Quando la macchina si allontana, Spadino sta ancora ridendo, ma fa cadere il braccio dalle spalle di Aureliano e si volta verso di lui. 
Sono da soli ora e non hanno niente di più urgente da fare, nessuna scusa per rimandare oltre la conversazione. 

“Vabbè, i piccioncini se ne so’ andati, e te?” Spadino ha la bocca secca e il tono un po’ troppo allegro di chi cerca di mantenere leggera una conversazione serissima, “Che vuoi fare? Possiamo sta’ insieme, festeggiare.” 

“Festeggiare?” Aureliano lo chiede come se ci fosse qualcosa di più da spiegare, una seconda intenzione o altro, ma Spadino non intende niente di diverso da ‘dimmi se hai fatto pace col cervello e se vuoi stare con me.’ 
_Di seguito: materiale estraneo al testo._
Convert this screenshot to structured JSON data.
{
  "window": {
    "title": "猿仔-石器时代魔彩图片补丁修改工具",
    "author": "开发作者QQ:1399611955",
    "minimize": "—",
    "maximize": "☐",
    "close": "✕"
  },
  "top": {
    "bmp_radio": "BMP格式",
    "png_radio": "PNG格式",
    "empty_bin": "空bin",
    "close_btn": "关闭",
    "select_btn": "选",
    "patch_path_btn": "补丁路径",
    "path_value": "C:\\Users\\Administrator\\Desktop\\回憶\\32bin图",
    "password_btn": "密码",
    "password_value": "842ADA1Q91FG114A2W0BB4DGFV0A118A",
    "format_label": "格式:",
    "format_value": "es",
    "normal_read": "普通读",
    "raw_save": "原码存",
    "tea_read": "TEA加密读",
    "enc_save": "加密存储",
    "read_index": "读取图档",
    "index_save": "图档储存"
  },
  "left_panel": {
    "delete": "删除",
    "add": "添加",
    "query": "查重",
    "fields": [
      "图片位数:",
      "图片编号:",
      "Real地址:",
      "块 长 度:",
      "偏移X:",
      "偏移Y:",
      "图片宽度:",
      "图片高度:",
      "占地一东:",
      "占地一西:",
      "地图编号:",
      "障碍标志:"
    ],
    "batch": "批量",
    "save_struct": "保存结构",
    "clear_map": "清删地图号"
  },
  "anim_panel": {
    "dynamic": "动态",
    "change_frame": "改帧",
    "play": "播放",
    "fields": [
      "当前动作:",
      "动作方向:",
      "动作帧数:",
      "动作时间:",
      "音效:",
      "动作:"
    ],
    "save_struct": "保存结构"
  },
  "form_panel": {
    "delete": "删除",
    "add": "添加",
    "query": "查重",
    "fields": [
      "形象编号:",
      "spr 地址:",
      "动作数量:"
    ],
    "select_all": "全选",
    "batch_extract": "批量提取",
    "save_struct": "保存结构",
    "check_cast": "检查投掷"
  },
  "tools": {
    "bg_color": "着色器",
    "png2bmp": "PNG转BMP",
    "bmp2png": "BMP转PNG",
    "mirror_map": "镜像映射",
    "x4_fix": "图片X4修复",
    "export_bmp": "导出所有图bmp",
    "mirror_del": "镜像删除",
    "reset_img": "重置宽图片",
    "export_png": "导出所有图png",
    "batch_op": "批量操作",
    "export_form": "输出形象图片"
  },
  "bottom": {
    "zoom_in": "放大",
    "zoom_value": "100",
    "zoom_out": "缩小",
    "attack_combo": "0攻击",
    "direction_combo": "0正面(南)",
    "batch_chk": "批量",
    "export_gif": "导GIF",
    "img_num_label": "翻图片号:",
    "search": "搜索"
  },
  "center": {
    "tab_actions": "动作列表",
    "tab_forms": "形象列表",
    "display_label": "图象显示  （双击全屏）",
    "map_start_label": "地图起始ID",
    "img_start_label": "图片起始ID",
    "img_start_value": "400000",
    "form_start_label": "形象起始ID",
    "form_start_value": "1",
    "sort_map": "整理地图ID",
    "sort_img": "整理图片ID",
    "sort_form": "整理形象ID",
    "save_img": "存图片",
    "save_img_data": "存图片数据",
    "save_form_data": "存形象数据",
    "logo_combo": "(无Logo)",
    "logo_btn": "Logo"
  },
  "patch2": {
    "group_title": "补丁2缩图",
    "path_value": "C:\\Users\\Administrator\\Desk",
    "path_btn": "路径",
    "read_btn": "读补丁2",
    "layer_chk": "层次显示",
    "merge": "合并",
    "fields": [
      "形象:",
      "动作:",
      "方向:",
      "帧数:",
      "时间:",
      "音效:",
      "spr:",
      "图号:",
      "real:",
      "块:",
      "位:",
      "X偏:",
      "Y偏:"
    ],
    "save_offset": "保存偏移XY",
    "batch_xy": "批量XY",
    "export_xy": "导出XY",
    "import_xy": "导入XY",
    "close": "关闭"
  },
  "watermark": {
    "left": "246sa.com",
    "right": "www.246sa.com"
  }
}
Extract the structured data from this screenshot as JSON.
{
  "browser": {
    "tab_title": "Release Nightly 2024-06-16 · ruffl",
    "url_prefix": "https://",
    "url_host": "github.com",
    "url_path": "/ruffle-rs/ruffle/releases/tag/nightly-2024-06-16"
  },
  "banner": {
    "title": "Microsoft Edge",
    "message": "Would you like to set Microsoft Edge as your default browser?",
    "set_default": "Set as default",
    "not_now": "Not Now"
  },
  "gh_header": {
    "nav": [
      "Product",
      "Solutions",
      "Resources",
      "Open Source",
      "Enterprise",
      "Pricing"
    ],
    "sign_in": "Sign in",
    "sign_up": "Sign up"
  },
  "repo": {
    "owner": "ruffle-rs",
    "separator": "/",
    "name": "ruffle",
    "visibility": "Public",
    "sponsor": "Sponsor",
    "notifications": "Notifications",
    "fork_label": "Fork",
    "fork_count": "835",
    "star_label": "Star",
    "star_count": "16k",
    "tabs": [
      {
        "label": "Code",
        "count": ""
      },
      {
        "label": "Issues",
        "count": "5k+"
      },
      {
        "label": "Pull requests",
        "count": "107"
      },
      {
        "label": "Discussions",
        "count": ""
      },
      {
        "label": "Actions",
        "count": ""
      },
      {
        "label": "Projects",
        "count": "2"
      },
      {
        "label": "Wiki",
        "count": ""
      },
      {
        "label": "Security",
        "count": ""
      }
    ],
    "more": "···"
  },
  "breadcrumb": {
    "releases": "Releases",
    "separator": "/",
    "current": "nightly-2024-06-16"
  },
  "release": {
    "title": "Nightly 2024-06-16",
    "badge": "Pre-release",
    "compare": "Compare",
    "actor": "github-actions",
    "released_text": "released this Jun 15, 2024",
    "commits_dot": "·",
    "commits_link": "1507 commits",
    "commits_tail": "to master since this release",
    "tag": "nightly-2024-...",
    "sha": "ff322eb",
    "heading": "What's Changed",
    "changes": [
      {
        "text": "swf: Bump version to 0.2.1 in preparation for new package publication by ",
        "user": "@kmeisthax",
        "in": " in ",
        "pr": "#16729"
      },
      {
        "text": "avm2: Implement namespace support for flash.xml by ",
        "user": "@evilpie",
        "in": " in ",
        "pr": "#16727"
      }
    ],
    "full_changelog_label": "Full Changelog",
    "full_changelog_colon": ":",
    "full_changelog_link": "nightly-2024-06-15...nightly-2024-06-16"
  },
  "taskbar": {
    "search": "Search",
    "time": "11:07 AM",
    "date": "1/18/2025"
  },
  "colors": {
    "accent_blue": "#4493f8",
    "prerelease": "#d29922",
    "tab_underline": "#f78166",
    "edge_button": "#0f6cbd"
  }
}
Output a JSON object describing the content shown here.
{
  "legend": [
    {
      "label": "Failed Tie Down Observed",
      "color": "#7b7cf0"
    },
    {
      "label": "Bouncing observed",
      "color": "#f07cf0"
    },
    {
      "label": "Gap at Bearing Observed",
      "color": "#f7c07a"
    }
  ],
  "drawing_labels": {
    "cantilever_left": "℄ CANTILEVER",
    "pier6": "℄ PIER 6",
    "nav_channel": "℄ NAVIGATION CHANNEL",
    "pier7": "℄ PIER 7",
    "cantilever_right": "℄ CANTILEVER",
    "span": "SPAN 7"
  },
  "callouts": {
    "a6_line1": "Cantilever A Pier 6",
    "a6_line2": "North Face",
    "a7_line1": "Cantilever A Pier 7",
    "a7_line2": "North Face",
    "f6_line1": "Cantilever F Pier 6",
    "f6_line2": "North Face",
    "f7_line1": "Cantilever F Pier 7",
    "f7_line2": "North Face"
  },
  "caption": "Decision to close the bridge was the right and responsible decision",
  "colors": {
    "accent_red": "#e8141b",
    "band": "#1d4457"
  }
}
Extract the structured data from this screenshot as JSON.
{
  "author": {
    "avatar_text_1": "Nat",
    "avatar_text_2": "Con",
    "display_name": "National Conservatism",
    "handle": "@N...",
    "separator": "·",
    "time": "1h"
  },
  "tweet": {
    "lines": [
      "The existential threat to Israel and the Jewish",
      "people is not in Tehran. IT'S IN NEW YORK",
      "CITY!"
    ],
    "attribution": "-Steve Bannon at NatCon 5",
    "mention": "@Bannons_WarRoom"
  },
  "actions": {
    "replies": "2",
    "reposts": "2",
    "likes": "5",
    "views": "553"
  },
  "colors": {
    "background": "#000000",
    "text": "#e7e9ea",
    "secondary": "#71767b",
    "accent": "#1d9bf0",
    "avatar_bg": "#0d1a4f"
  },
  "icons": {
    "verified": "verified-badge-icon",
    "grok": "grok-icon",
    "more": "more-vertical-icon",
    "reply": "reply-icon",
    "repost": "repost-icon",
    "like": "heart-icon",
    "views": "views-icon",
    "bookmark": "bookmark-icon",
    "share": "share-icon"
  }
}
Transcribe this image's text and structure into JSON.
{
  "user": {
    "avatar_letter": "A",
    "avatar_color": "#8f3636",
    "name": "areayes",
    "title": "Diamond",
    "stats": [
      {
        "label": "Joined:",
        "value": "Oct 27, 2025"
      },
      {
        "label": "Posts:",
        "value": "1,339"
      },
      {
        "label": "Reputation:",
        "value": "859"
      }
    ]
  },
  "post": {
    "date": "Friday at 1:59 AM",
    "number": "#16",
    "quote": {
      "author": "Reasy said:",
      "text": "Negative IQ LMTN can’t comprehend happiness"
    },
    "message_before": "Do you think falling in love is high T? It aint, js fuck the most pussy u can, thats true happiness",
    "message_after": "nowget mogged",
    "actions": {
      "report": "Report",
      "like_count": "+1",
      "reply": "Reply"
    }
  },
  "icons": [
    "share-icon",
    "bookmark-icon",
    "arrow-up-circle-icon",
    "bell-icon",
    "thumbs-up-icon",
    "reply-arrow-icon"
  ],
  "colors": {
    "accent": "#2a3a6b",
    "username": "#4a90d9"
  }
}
“Sì, festeggiare.” Ed è la sua prova del nove, perché Aureliano continua a mandargli messaggi ambigui - lo ignora, poi gli dà una pacca sulle spalle, fa finta di niente come se Spadino non avesse sentito, con il naso così vicino al suo collo era impossibile non farlo, un picco di ormoni giusto dieci secondi fa, quando l’ha abbracciato. "Ce stai o torni a casa dalla tua Beta?”

Spadino lo guarda umettarsi le labbra, il cuore che gli batte a mille nel petto e il resto del suo corpo che si tende come una corda di violino in attesa, ma, prima che Aureliano possa rispondere, il telefono di Spadino squilla. 

“Damme n’attimo,” dice, anche se vorrebbe ignorare completamente qualsiasi cosa la sua famiglia voglia da lui in questo momento - probabilmente cazziarlo per non aver consegnato la cocaina in quel bar come Manfredi gli aveva ordinato.

Aureliano però deve vederlo sulla faccia, perché gli chiede, “Che è successo?”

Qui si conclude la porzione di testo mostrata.